Com a taxa de básica de juros anual (Selic) caindo de 14,25% em 2005 para 2% em 2020, o investidor brasileiro busca diversificar a carteira, explorando cada vez mais ativos de renda variável. Tal movimento, por sua vez, impulsiona o surgimento de corretoras, casas de análise e escritórios de agentes autônomos.
Com mais ofertantes na jogada, o custo das operações tende a cair —recentemente, diversas corretoras zeraram a taxa de corretagem para ações, por exemplo.
Devido ao baixo percentual de ganho com cada cliente, é preciso adquirir escala para sobreviver no mercado, o que impulsiona fusões e aquisições de olho na carteira de clientes das corretoras e nos correntistas dos bancos.
“A Neon tem 9 milhões de clientes. A Magliano nunca pensou em ter essa cifra. Se conseguirmos atingir esses clientes, é uma revolução no mercado de capitais”, diz Magliano Neto.
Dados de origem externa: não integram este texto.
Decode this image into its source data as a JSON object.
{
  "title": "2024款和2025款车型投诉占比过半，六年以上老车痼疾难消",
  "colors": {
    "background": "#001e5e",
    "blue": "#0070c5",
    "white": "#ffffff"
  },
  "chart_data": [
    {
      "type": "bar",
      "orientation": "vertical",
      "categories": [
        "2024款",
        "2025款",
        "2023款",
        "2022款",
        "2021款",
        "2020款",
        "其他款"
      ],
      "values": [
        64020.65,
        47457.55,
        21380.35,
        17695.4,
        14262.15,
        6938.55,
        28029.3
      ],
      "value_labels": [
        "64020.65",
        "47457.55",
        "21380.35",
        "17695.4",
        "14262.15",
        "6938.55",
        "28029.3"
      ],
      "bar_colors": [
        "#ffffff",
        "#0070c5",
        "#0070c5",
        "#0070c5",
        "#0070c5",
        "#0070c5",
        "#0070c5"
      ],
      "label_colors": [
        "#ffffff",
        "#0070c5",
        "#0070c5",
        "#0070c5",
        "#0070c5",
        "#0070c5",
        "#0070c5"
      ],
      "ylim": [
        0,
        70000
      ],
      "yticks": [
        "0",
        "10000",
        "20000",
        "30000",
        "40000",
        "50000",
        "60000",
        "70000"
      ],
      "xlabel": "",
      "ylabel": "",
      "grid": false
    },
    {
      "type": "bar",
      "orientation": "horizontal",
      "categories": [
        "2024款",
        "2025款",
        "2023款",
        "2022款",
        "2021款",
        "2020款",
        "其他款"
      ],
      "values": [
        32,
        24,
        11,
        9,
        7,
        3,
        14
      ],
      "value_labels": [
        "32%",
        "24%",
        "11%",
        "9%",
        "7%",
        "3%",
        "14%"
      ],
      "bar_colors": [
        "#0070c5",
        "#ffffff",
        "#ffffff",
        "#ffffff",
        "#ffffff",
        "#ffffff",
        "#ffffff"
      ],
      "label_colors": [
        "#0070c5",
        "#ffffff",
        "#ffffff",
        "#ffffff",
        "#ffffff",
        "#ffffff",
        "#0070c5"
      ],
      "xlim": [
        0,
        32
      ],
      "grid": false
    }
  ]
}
Segundo agentes do setor, porém, a briga das corretoras não é entre si e sim, com os grandes bancos, que detêm cerca de 90% de todo o dinheiro investido, a maior parte em poupança e CDBs (Certificado de Depósito Bancário).
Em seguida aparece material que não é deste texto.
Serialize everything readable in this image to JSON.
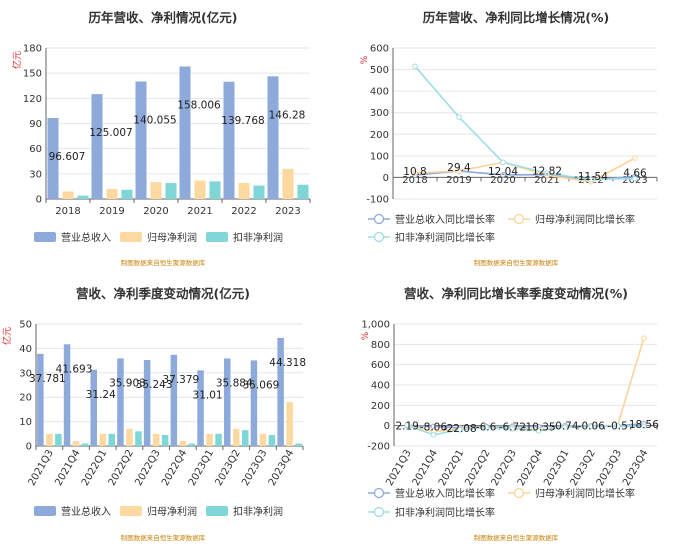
{
  "colors": {
    "revenue": "#8eaadb",
    "net_profit": "#fdd8a0",
    "deducted_profit": "#7fd6d6",
    "revenue_line": "#8eaadb",
    "net_line": "#fcd49a",
    "deducted_line": "#9fdde6",
    "grid": "#e6e6e6",
    "axis": "#666666",
    "text": "#333333",
    "unit_red": "#d62728",
    "source": "#c8820a"
  },
  "chart_data": [
    {
      "type": "bar",
      "title": "历年营收、净利情况(亿元)",
      "unit_label": "亿元",
      "categories": [
        "2018",
        "2019",
        "2020",
        "2021",
        "2022",
        "2023"
      ],
      "yticks": [
        "0",
        "30",
        "60",
        "90",
        "120",
        "150",
        "180"
      ],
      "ylim": [
        0,
        180
      ],
      "series": [
        {
          "name": "营业总收入",
          "values": [
            96.607,
            125.007,
            140.055,
            158.006,
            139.768,
            146.28
          ]
        },
        {
          "name": "归母净利润",
          "values": [
            9,
            12,
            20,
            22,
            19,
            36
          ]
        },
        {
          "name": "扣非净利润",
          "values": [
            4,
            11,
            19,
            21,
            16,
            17
          ]
        }
      ],
      "data_labels": [
        "96.607",
        "125.007",
        "140.055",
        "158.006",
        "139.768",
        "146.28"
      ],
      "source": "制图数据来自恒生聚源数据库"
    },
    {
      "type": "line",
      "title": "历年营收、净利同比增长情况(%)",
      "unit_label": "%",
      "categories": [
        "2018",
        "2019",
        "2020",
        "2021",
        "2022",
        "2023"
      ],
      "yticks": [
        "-100",
        "0",
        "100",
        "200",
        "300",
        "400",
        "500",
        "600"
      ],
      "ylim": [
        -100,
        600
      ],
      "series": [
        {
          "name": "营业总收入同比增长率",
          "values": [
            10.8,
            29.4,
            12.04,
            12.82,
            -11.54,
            4.66
          ]
        },
        {
          "name": "归母净利润同比增长率",
          "values": [
            20,
            30,
            70,
            10,
            -20,
            90
          ]
        },
        {
          "name": "扣非净利润同比增长率",
          "values": [
            515,
            280,
            70,
            20,
            -10,
            -5
          ]
        }
      ],
      "data_labels": [
        "10.8",
        "29.4",
        "12.04",
        "12.82",
        "-11.54",
        "4.66"
      ],
      "source": "制图数据来自恒生聚源数据库"
    },
    {
      "type": "bar",
      "title": "营收、净利季度变动情况(亿元)",
      "unit_label": "亿元",
      "categories": [
        "2021Q3",
        "2021Q4",
        "2022Q1",
        "2022Q2",
        "2022Q3",
        "2022Q4",
        "2023Q1",
        "2023Q2",
        "2023Q3",
        "2023Q4"
      ],
      "yticks": [
        "0",
        "10",
        "20",
        "30",
        "40",
        "50"
      ],
      "ylim": [
        0,
        50
      ],
      "series": [
        {
          "name": "营业总收入",
          "values": [
            37.781,
            41.693,
            31.24,
            35.903,
            35.243,
            37.379,
            31.01,
            35.884,
            35.069,
            44.318
          ]
        },
        {
          "name": "归母净利润",
          "values": [
            5,
            2,
            5,
            7,
            5,
            2,
            5,
            7,
            5,
            18
          ]
        },
        {
          "name": "扣非净利润",
          "values": [
            5,
            1,
            5,
            6,
            4.5,
            1,
            5,
            6.5,
            4.5,
            1
          ]
        }
      ],
      "data_labels": [
        "37.781",
        "41.693",
        "31.24",
        "35.903",
        "35.243",
        "37.379",
        "31.01",
        "35.884",
        "35.069",
        "44.318"
      ],
      "source": "制图数据来自恒生聚源数据库"
    },
    {
      "type": "line",
      "title": "营收、净利同比增长率季度变动情况(%)",
      "unit_label": "%",
      "categories": [
        "2021Q3",
        "2021Q4",
        "2022Q1",
        "2022Q2",
        "2022Q3",
        "2022Q4",
        "2023Q1",
        "2023Q2",
        "2023Q3",
        "2023Q4"
      ],
      "yticks": [
        "-200",
        "0",
        "200",
        "400",
        "600",
        "800",
        "1,000"
      ],
      "ylim": [
        -200,
        1000
      ],
      "series": [
        {
          "name": "营业总收入同比增长率",
          "values": [
            2.19,
            -8.06,
            -22.08,
            -6.6,
            -6.72,
            -10.35,
            -0.74,
            -0.06,
            -0.5,
            18.56
          ]
        },
        {
          "name": "归母净利润同比增长率",
          "values": [
            10,
            -60,
            -30,
            -15,
            -20,
            -40,
            -10,
            -5,
            0,
            860
          ]
        },
        {
          "name": "扣非净利润同比增长率",
          "values": [
            5,
            -90,
            -40,
            -20,
            -30,
            -50,
            -15,
            -10,
            -5,
            -5
          ]
        }
      ],
      "data_labels": [
        "2.19",
        "-8.06",
        "-22.08",
        "-6.6",
        "-6.72",
        "-10.35",
        "-0.74",
        "-0.06",
        "-0.5",
        "18.56"
      ],
      "source": "制图数据来自恒生聚源数据库"
    }
  ]
}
“A necessidade de poupar do brasileiro que aumentou na pandemia e ele entrou na Bolsa, mas o total [pouco mais de 3 milhões] ainda é baixo, menos de 3% da população economicamente ativa. Nos EUA, esse percentual é de 54%. No México, Índia e Itália é mais de 5%”, afirma Miranda, que projeta 10 milhões de brasileiros na Bolsa nos próximos anos.
De acordo com o executivo, a Easynvest já buscava parceiros antes da compra pelo Nubank, que não oferta investimentos aos seus correntistas, uma queixa de longa data. “Eles também buscavam parceiros e temos uma cultura semelhante, com foco majoritário no atendimento ao cliente”.
No caso da Necton, o BTG preferiu deixar a marca separada para atingir um público distinto do BTG Pactual Digital, a sua corretora.
“Com o suporte do banco, teremos estrutura financeira e tecnológica mais robusta e uma grade de produto mais completa, mas permanecemos independentes”, diz Marcos Maluf, presidente da corretora Necton —o BTG investiu quase R$ 1 bilhão em sua plataforma de produtos financeiros, que estará disponível à Necton.
Segundo Maluf, o mercado está aquecido, mas ele não vê corretoras querendo se vender, com a iniciativa para negócios partindo de bancos. “Conversamos com bastantes casas e ficamos lisonjeados com as ofertas. Não tínhamos necessidade financeira, mas entendemos que o BTG era um parceiro legal.”
Apesar das operações, o setor não vê uma concentração em poucas corretoras. A aposta é no surgimento de mais fintechs, que, por sua vez, irão oferecer investimentos.
“No futuro, empresas como Magazine Luiza e 99 Táxi, por exemplo, terão suas fintechs com corretoras. Isso é bom para o investidor, que terá cada vez mais opções em outras áreas do Brasil, para além do eixo Rio-São Paulo”.